On the whole, the results suggest that the emotional regulation system is very old and preserved in humans without change throughout history and co-existing with the system of feeling expression and also with the independent speech sound system. Furthermore, it is shown that in the majority of the surveyed types of apes and monkeys (chimpanzees, rhesus monkey and baboon), the entire repertoire of sound signals is reduced to the above mentioned emotional regulation. However, we that some types of apes and monkeys, e.g. siamang (gibbon), are able to diverse their repertoire of sound signals and create additional channels of sound signals in a relatively free frequency domain, so as not to interfere with the system of signals shared with other types of apes and monkeys (and also humans). Apparently, this additional sound system is based on the same encoding principle as the general emotional system.

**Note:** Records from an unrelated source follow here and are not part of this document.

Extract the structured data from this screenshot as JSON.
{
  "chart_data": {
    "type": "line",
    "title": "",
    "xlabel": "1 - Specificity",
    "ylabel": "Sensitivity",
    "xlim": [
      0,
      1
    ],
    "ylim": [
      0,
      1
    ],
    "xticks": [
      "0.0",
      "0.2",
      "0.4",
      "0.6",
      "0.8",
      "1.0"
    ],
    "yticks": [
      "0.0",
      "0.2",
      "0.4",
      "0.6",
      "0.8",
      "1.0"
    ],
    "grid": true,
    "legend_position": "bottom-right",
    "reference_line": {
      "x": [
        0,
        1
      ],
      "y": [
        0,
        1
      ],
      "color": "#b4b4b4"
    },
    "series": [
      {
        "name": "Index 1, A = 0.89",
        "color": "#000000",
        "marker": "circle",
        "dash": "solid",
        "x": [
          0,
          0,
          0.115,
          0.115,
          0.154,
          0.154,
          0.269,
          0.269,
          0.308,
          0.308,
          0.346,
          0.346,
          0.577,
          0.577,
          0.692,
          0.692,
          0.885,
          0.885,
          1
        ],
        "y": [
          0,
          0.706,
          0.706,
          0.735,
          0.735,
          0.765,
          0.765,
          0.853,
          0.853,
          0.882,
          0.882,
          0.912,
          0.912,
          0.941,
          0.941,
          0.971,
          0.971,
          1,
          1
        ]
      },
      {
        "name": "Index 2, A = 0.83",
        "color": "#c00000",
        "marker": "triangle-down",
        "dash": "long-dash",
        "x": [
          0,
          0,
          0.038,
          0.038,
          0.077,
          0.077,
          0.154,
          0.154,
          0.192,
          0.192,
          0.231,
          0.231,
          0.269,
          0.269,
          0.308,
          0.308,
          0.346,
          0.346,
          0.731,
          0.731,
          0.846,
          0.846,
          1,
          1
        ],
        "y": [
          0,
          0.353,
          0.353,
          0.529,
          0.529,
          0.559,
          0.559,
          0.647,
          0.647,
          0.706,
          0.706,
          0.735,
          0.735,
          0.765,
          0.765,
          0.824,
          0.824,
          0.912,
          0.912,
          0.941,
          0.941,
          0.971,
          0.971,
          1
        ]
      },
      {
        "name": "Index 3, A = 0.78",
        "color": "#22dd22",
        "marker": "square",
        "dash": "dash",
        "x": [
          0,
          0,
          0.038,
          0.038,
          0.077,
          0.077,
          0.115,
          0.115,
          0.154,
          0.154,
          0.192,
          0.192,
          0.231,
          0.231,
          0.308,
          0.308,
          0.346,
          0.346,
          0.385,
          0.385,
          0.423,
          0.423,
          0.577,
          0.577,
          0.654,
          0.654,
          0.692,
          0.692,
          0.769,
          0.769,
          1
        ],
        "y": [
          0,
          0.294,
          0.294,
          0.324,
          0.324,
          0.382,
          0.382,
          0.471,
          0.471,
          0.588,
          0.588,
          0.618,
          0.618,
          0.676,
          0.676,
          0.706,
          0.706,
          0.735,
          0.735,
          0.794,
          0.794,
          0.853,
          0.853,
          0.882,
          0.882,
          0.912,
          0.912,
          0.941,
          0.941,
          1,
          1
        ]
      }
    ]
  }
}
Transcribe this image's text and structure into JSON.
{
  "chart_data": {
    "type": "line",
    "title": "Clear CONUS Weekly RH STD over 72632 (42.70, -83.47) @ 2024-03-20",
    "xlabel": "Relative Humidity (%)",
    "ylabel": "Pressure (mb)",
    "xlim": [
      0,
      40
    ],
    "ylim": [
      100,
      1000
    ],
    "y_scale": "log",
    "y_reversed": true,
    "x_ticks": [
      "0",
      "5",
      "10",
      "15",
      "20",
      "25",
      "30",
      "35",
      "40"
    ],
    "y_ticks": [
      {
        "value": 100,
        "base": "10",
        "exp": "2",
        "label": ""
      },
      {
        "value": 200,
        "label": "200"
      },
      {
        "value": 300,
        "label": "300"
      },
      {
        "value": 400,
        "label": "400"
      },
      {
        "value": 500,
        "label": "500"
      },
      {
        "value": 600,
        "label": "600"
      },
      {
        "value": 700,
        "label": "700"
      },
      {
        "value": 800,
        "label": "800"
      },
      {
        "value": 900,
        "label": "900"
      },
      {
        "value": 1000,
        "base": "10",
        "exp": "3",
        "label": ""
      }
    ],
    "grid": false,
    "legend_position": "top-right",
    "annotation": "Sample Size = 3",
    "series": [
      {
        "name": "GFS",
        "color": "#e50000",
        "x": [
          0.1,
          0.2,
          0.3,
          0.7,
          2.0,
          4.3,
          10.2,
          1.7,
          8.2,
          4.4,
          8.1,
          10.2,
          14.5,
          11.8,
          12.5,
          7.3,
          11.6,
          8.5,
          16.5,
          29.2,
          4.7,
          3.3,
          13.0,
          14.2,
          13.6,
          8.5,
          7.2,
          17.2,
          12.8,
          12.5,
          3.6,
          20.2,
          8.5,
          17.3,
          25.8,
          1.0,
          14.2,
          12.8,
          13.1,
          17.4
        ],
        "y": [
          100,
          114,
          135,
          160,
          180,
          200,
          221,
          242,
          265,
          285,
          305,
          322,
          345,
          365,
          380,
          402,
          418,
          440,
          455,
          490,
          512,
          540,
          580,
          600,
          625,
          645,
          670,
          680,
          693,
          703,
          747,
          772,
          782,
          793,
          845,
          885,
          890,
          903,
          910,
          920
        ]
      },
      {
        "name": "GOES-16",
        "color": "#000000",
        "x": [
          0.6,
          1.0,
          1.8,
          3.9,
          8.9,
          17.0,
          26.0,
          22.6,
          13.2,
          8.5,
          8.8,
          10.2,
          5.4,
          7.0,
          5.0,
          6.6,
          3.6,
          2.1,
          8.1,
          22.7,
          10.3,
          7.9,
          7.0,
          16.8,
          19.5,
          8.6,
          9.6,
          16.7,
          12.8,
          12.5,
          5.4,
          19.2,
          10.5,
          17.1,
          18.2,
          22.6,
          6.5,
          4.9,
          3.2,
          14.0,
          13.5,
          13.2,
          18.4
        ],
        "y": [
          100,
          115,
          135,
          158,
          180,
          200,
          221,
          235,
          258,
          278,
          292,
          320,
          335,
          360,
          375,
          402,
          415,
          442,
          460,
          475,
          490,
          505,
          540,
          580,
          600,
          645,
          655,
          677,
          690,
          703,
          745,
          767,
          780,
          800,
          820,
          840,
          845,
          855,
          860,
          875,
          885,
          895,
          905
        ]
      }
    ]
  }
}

A new efficient method for automatic emotion recognition by speech signal based on the four-dimensional emotions spherical model and principles of information encoding in the nervous system, is described. As a result, the principle of the relative cross-frequency amplitude-variable encoding of emotions in speech signal is proposed and experimentally tested. The hypothesis on the speech being a multichannel signal (a frequency diversity) with each band having possible independent fast micro amplitude change was tested. The agreement between the selected parameters of the speech signal and the subjective perception of the same samples (short words «yes» and «no») in the system of formalized parameters of psychophysiological emotion for the four-dimensional model is shown. The obtained parameters (factors) may be characterized as bimodal spectral filters. Factor 1 has a basic value is 3000 Hz and the secondary value is 500 Hz. It determines the change in the sound signal in accordance with «character emotion» axis, and the contribution of this component as compared with other components, the more positive (better useful) ones are estimated in the utterance. Factor 2 has two extremes at frequencies that lie somewhere near 1000 and 1750 Hz. It determines the degree of information uncertainty as opposed to confidence (calm). Factor 3 characterizes affection (love). It corresponds to the most widely spaced peaks: low frequencies of about 150 Hz and high-frequencies of 3500 Hz. In yes-no dichotomy «no» is accompanied by the absence of active rejection, and «yes» is characterised as a positive assessment. Factor 4 has similar range between 600 Hz and 1500 Hz. The configuration is close to factor 2, but it is shifted with respect to the low-frequency region, getting their peaks in its local minimum. This component determines whether aggressive (active) or passive (fear, escape) reaction is provoked in the subject. The results obtained confirm the efficiency of the proposed general anthropomorphic approach to the development of technical systems, in particular, the methods of speech signal processing and data presentation. It also confirms the identity of a previously identified psychophysiological model parameters, further justifying the preference (compared with other well-known ones) of this emotions classification, both in terms of dimensions and orientation of the axes of the model space.